James Martin was educated at the Sydney Academy and Sydney College. He left school at the end of 1836 at sixteen and a half (Grainger, 17). At age eighteen he wrote The Australian Sketch Book - 'the first Australian volume containing writings which may be classed as essays'. He also 'wrote copiously for the press' (Miller and Macartney, 326-327). According to Martin's biographer Elena Grainger, the editor of the Australian newspaper, George Robert Nichols, 'at first accepted [Martin's] contributed articles, and then engaged him as "all round writer, paragraphist, reporter and sub-editor". Martin was one of the first reporters to sit in the press gallery... of the Legislative Council (18).' By 1839 Nichols continued 'the general management of the newspaper while handing over the editorial duties to Martin' (Grainger, 26). Grainger states that Martin continued as 'acting editor' until he 'commenced as an articled clerk with ... [the law firm] of Nichols and Williams, and presumably relinquished his editorial connection with The Australian'. The new editor was Mr. Wickham Hesketh' (27). Martin was also the editor and manager of the Atlas for a period of two years, and associated with the Empire during the 1840s (Miller and Macartney, 327).

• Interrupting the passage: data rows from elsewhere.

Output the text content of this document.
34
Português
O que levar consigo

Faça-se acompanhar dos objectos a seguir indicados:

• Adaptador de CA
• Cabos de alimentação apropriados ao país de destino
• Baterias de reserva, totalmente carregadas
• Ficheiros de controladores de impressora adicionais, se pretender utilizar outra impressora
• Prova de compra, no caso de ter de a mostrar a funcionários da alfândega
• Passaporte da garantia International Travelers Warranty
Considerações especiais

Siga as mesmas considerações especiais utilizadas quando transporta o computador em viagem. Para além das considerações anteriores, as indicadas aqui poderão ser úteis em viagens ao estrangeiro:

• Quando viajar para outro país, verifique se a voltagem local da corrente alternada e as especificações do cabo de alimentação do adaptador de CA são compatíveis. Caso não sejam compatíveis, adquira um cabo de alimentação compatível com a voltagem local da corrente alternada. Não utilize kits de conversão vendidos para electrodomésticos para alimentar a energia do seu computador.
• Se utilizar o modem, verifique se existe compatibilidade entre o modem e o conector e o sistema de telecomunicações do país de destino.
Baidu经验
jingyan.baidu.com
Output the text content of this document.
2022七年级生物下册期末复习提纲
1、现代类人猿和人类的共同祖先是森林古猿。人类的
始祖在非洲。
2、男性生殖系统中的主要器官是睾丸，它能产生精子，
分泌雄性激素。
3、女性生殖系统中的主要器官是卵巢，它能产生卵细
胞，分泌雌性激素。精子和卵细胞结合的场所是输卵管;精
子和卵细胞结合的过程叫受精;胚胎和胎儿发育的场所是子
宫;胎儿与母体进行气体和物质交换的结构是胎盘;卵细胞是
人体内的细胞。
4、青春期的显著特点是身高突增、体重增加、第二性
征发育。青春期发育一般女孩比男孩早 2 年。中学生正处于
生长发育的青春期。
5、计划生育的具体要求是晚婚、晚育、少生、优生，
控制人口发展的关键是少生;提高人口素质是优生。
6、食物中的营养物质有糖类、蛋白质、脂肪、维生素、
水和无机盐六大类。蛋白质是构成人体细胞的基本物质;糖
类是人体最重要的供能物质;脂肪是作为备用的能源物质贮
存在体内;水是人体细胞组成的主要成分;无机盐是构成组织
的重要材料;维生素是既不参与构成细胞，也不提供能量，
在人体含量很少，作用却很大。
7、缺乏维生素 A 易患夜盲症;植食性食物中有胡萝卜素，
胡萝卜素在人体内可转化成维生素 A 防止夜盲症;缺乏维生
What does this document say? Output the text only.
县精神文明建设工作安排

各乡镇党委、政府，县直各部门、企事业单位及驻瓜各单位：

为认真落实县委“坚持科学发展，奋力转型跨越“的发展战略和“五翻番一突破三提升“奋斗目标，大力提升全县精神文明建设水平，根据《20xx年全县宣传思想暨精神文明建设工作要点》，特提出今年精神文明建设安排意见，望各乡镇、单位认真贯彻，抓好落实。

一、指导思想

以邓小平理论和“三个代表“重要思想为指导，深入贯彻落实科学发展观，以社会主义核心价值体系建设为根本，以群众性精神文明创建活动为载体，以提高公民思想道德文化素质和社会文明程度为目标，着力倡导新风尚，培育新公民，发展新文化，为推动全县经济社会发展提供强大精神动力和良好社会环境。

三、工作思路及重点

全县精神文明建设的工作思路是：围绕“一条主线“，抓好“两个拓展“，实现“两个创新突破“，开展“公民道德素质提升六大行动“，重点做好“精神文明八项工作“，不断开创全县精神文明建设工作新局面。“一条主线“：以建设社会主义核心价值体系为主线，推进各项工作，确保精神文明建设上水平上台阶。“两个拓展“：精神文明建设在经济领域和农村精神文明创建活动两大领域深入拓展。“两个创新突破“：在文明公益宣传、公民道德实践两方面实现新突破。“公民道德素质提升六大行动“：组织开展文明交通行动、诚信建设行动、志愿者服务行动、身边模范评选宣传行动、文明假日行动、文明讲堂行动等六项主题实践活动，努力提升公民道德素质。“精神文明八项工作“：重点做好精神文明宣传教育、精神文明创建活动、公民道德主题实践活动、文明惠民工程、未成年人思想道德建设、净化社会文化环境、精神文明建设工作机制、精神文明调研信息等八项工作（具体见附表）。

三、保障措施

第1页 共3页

Martin wrote under various pseudonyms including 'J. A. B'., 'Hirundo', (Grainger, 18), 'An Attorney', 'Judex damnatar', 'Lex', 'Cato', 'A Patriot', 'An Australian', 'A Citizen', 'Brutus', 'Query', 'O. P. Q'. , 'An Alumnus of Sydney College', and 'Junius' (Grainger, 31,157-158). Works written under these pseudonyms may also include correspondence, editorials and political articles.
Martin was possibly also the writer, under the pseudonym 'Boz Jun.' of a short lived serial based on Charles Dickens' The Posthumous Papers of the Pickwick Club. (See the AustLit record for 'Boz Jun.'.)
A lawyer by profession, Martin also served three separate terms as Premier of New South Wales (1863-1865, 1866-1868, and 1870-1872) and following his retirement from politics was appointed Chief Justice. He remained in that position for 13 years.
Martin was made a Queen's Counsel in 1857 and a Knight Commander of the Order of the Bath in 1869.
Sources: Miller, E. Morris and Macartney, Frederick T. Australian Literature : A Bibliography to 1938 : Extended to 1950 (Sydney : Angus and Robertson, 1956); Grainger, Elena. Martin of Martin Place (Sydney, Alpha Books, 1970).